Zum Schutz ihrer Altersgenossen: Junge Aktivisten warnen vor Online-Kindesmissbrauch

23. November 2020

Mehrere Kinder stehen mit verschränkten Armen vor ihrer Schule.

Schülersprecher James und seine Mitstreiterinnen treten an ihrer Schule für den Schutz von Kinderrechten ein.

Jetzt Kinder schützen

Text: Mong Jimenez, Field Communications Specialist World Vision

In 2018 erschütterte die Nachricht von der Verhaftung einer 38-jährigen Mutter aus Cordova in der philippinischen Provinz Cebu das Land. Sie wurde beschuldigt, Menschenhandel mit Kindern zum Zwecke der sexuellen Ausbeutung im Internet betrieben zu haben. Acht Kinder wurden aus dieser furchtbaren Situation gerettet, vier davon waren die eigenen Kinder der Angeklagten. Das Leid, das diese Kinder erlebt haben, ist unvorstellbar.

Zwei Jahre später schloss sich eine Gruppe von Klassensprechern aus der gleichen Provinz zu einer Initiative zusammen, um gemeinsam ihre Altersgenossen vor sexuellem Missbrauch zu schützen.

Gemeinsam bilden sie den Obersten Schülerrat einer Grundschule in Cordova und gehen von Klassenzimmer zu Klassenzimmer, um ihre Mitschüler darüber aufzuklären, wie sie sich als Minderjährige vor sexueller Ausbeutung im Internet schützen können. Die Gruppe hilft auch mit Informationen dazu, wo sich Betroffene melden können, oder wohin man sich wenden kann, wenn man jemanden kennt, der oder die missbraucht wird.

Ihre ersten Schritte als Kinderrechtsaktivisten machten die Mitglieder der Gruppe bei einem Workshop zur Bekämpfung von sexueller Ausbeutung von Kindern im Internet, zu dem World Vision in 2019 einlud. Der Workshop war Teil des Programms «Child Protection Compact» (CPC), das World Vision mit finanzieller Unterstützung der USA durchführte.

Sechs Kinder legen ihre Hände aufeinander.Gemeinsam wollen die Kinder Online-Kindesmissbrauch verhindern.

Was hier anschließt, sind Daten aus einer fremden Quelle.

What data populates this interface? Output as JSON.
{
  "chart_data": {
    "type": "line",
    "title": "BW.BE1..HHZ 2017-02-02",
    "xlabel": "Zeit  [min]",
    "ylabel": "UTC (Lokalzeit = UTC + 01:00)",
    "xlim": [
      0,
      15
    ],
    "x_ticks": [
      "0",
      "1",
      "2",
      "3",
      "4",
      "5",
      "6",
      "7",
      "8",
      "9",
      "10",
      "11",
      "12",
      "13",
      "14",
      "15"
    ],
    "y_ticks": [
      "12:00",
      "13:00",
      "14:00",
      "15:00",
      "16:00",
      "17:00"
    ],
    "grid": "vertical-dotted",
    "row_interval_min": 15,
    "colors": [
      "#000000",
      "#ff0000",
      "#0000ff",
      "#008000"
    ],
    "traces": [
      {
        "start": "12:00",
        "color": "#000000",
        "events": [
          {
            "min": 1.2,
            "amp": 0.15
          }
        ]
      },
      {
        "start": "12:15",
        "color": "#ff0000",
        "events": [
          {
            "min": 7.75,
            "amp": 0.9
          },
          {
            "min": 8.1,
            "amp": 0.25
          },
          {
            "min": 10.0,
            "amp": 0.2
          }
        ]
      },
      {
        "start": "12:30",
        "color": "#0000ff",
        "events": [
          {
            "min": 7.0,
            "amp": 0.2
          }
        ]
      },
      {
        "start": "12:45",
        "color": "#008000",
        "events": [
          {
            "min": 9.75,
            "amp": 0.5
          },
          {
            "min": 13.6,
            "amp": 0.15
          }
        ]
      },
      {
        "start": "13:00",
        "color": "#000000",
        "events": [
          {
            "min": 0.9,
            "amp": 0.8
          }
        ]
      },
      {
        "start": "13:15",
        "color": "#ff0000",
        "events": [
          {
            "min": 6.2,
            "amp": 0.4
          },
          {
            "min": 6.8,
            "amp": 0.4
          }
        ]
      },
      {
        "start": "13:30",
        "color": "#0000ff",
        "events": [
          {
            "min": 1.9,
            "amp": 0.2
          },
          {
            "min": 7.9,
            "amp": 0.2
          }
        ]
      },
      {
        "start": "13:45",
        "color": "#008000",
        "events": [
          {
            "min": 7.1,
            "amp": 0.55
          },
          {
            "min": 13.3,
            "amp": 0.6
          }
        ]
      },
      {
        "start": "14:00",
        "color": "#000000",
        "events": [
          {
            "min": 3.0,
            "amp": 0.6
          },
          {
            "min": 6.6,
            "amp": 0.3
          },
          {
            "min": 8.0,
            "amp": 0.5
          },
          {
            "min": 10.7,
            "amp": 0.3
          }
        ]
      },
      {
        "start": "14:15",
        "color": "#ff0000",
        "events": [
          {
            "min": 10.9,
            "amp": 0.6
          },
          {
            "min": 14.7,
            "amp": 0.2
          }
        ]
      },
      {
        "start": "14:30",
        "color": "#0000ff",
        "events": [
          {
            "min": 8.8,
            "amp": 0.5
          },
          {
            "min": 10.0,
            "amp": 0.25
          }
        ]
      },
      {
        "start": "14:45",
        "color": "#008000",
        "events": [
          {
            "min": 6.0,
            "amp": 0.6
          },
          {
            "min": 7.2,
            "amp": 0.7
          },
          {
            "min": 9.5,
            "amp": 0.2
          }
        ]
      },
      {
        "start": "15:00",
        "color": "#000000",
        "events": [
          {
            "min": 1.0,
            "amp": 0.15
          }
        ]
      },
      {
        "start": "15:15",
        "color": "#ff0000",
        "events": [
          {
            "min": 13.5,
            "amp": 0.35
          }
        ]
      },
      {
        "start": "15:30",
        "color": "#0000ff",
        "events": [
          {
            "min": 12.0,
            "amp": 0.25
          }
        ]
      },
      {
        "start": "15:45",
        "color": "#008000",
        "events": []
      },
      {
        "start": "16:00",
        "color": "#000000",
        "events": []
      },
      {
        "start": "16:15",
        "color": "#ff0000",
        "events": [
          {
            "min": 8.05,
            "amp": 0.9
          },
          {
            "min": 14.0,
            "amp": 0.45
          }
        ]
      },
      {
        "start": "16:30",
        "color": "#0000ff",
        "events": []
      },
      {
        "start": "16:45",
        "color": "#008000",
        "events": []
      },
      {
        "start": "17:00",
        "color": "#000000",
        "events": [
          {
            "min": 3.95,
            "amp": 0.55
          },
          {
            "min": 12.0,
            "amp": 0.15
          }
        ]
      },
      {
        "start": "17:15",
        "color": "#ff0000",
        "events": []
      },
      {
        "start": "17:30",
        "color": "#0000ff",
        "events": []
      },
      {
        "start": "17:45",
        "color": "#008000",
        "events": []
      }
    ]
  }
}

James ist 12 Jahre alt und eines der Mitglieder des Schülerrats. Er ist das älteste Kind der Familie und hat ein Geschwisterkind. Seine Mutter arbeitet in einer Fabrik, sein Vater ist Bauarbeiter. Der Workshop hat ihm klar gemacht, dass Kinder auch in ihrem eigenen Zuhause nicht vor sexuellem Missbrauch sicher sind. 

James appelliert an Eltern, die ihre Kinder übers Internet sexuell ausbeuten: «Erwachsene müssen mehr Verantwortung für den Schutz ihrer Kinder übernehmen. Sie dürfen nicht in Versuchung geraten, wenn ihnen für Kinderpornografie viel Geld geboten wird.» Er mahnt eindringlich: «Den Eltern, die ihre Kinder für solche Zwecke missbrauchen, sage ich: Seid euch eurer Schuld bewusst! Strengt euch an, um für das Wohl eurer Kinder zu sorgen und beutet sie nicht aus.»

Sechs Kinder stehen vor einer Tafel und sprechen zur Klasse.Die Schülersprecher gehen von Klasse zu Klasse, um ihre Mitschüler über Kindesmissbrauch im Internet aufzuklären.

Der Schülervertreter ist ausserdem der Meinung, dass die Kinder und Jugendlichen auch die Verantwortung haben, sich selbst zu schützen. Das gilt vor allem in Bezug auf die Personen, mit denen sie in sozialen Medien interagieren: «Ich rate meinen Mitschülern, vorsichtiger mit ihren sozialen Profilen umzugehen. Es gibt viele Fremde mit bösen Absichten, die im Internet regelrecht Jagd auf Minderjährige machen.»

Einige der Mitglieder des Schülerrats, darunter James, haben bereits im vergangenen März die Grundschule abgeschlossen.Sie haben aber dafür gesorgt, dass sie zukünftige Schülersprecher rechtzeitig in ihre Arbeit einbinden, so dass ihre gemeinsame Initiative an der Schule weiter fortlebt.

Nach vier Jahren läuft das CPC-Projekt in diesem Jahr aus, aber Kinder wie James und die anderen Schülersprecher halten weiter die Augen offen nach möglichen Fällen von Online-Kindesmissbrauch in ihrer Umgebung. Dank der junge Aktivisten wird diese wichtige Arbeit zum Schutz von Kinderrechten fortgesetzt.